Adjuvant radiotherapy no better for localized prostate cancer
Adjuvant radiotherapy does not improve event-free survival in men with localized or locally advanced prostate cancer treated with radical prostatectomy, according to a review and meta-analysis published online Sept. 28 in The Lancet.
Claire L. Vale, Ph.D., from University College London, and colleagues used a prospective framework for an adaptive meta-analysis to compare adjuvant and early salvage radiotherapy following radical prostatectomy in men aged ≥18 years with intermediate- or high-risk localized or locally advanced prostate cancer.
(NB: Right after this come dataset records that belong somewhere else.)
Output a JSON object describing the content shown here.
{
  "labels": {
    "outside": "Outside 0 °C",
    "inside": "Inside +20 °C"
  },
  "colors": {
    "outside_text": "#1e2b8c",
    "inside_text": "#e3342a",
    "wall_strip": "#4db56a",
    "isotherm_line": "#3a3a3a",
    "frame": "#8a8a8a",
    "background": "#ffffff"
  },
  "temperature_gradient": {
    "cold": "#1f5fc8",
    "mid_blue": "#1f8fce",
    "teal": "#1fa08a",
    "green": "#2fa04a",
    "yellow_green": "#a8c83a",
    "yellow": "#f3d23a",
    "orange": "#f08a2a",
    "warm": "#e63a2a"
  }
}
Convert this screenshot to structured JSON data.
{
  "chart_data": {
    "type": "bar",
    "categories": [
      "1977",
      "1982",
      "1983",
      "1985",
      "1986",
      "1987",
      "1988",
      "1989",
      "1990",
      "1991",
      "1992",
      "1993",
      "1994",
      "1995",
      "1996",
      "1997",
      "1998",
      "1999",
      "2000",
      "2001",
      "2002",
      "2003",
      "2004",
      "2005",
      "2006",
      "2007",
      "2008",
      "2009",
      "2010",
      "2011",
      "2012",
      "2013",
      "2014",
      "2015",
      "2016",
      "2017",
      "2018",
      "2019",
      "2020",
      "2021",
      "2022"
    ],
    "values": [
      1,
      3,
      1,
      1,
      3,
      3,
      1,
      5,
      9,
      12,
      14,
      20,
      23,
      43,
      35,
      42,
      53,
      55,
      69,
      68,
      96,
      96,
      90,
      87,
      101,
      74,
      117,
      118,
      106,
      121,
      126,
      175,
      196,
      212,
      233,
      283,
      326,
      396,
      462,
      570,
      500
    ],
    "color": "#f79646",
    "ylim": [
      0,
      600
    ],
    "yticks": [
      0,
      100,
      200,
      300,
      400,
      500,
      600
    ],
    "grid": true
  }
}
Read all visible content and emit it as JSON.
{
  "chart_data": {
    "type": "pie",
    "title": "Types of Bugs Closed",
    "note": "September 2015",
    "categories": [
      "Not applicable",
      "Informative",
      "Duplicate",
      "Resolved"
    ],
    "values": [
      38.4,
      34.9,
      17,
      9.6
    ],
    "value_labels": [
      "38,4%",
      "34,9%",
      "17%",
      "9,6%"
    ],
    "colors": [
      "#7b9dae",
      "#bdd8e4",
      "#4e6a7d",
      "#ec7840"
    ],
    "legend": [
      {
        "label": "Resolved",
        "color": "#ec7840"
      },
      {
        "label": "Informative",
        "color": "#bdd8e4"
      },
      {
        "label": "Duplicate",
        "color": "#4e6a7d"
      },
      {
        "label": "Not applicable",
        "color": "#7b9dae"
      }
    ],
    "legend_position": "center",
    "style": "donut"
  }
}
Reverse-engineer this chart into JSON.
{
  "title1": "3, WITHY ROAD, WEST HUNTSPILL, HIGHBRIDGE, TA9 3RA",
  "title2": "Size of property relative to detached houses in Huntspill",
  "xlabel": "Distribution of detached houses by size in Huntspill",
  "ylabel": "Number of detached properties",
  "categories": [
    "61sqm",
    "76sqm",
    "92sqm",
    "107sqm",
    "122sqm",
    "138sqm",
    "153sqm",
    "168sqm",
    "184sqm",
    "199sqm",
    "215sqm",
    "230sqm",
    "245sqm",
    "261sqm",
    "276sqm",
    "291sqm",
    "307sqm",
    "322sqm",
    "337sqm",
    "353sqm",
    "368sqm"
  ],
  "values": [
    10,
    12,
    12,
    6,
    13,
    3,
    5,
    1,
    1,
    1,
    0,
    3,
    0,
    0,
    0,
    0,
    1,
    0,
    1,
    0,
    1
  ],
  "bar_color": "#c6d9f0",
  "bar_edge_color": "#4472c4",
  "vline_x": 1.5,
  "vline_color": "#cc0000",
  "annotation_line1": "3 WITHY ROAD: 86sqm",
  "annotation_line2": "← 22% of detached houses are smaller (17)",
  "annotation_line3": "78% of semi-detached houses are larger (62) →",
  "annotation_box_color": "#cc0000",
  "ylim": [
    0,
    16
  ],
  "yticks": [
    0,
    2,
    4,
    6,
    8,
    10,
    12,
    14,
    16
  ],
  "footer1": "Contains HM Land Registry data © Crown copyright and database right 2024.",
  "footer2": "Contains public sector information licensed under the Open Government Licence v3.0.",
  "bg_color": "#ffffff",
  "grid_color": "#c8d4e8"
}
Three eligible trials were identified, and results for event-free survival were obtained for 2,153 patients recruited between November 2007 and December 2016 (1,075 randomly assigned to receive adjuvant radiotherapy and 1,078 to early salvage radiotherapy).
The researchers found that the meta-analysis showed no evidence for improved event-free survival with adjuvant radiotherapy versus early salvage radiotherapy based on 270 events (hazard ratio, 0.95; 95 percent confidence interval, 0.75 to 1.21; P = 0.70), with a 1 percent change in five-year event-free survival (89 versus 88 percent). Across trials, the results were consistent.
“Our results show that salvage radiotherapy could spare men from receiving radiotherapy and its associated toxic effects,” the authors write. “Thus, questions over the best postoperative policy to propose after radical prostatectomy and which patients could still benefit from adjuvant radiotherapy remain valid.”
Several authors disclosed financial ties to the biopharmaceutical industry.